China has initiated the development of AI token futures—a new financial instrument designed to compete with U.S.-led approaches in the rapidly expanding artificial intelligence sector. The Shanghai Futures Exchange is currently establishing contracts for these tokens, which represent the smallest units of information processed by AI models.
This market aims to enable businesses to lock in advance the costs of AI work, shielding them from sudden price surges. Meanwhile, the United States is developing similar tools for trading computing power required for AI operations. China’s strategy focuses on using AI tokens—standardized units that measure computational effort generated when AI systems process user requests.
China views artificial intelligence as a critical economic pillar and has accelerated efforts to scale AI services and train neural networks. Official data shows AI token usage surged 1,000-fold since early 2024, exceeding 140 trillion transactions per day by the end of March. However, this explosive demand has strained infrastructure, with computing resources and specialized chips becoming scarce—prompting some services to restrict user access.

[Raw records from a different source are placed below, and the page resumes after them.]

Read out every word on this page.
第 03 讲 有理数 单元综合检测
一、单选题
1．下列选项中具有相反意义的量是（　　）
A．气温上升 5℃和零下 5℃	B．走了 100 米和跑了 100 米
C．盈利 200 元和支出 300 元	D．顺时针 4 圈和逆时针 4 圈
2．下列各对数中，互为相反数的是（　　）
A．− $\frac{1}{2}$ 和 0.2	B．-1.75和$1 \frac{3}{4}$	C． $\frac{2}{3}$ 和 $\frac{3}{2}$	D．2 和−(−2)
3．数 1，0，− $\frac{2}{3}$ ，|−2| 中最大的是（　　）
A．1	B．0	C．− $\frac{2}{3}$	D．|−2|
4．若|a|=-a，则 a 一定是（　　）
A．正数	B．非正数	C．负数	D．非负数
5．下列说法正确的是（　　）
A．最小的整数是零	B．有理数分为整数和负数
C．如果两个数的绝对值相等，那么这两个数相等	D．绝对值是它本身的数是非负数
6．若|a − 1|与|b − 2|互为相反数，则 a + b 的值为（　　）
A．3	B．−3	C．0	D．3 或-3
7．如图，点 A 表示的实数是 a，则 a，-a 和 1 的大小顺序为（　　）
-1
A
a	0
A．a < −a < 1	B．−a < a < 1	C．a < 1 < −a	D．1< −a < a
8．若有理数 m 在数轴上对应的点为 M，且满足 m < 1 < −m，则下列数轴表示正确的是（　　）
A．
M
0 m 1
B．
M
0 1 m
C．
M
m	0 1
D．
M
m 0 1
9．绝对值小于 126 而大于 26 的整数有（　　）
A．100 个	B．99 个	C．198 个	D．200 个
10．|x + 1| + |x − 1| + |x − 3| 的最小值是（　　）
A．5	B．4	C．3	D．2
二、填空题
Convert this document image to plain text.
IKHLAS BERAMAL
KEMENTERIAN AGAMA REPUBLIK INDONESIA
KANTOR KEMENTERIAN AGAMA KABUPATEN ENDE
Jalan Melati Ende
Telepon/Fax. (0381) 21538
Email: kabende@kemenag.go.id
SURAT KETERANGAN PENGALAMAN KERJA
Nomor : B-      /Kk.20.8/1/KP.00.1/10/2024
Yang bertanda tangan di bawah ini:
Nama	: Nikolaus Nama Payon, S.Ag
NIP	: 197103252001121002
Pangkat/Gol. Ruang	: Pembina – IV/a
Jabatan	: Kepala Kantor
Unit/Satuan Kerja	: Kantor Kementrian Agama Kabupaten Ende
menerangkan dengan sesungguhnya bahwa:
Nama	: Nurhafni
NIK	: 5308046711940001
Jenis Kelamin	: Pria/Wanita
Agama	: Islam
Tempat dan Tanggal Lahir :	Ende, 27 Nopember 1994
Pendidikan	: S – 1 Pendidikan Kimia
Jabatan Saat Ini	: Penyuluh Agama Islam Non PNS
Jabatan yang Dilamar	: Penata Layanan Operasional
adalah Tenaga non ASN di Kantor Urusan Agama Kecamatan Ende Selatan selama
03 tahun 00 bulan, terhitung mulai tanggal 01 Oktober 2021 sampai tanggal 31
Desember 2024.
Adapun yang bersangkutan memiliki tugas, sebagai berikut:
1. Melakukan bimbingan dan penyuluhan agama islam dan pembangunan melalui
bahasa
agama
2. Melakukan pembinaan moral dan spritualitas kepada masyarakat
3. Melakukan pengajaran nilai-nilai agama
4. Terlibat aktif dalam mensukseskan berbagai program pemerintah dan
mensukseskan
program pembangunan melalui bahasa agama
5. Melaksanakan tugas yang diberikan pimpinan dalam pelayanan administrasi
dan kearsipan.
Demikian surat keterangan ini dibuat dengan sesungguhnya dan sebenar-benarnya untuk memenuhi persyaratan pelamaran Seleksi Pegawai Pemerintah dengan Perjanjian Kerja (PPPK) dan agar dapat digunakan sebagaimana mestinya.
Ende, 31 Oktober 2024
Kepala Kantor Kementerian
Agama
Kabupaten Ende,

Industry stakeholders and government officials anticipate these financial instruments will help companies better manage AI development costs while reducing risks from volatile technology pricing. In April, Chinese Ambassador to Russia Zhang Hanhui announced China’s proposal for collaboration on a global artificial intelligence governance framework aimed at establishing common standards for AI usage and ensuring equitable access to neural network capabilities worldwide.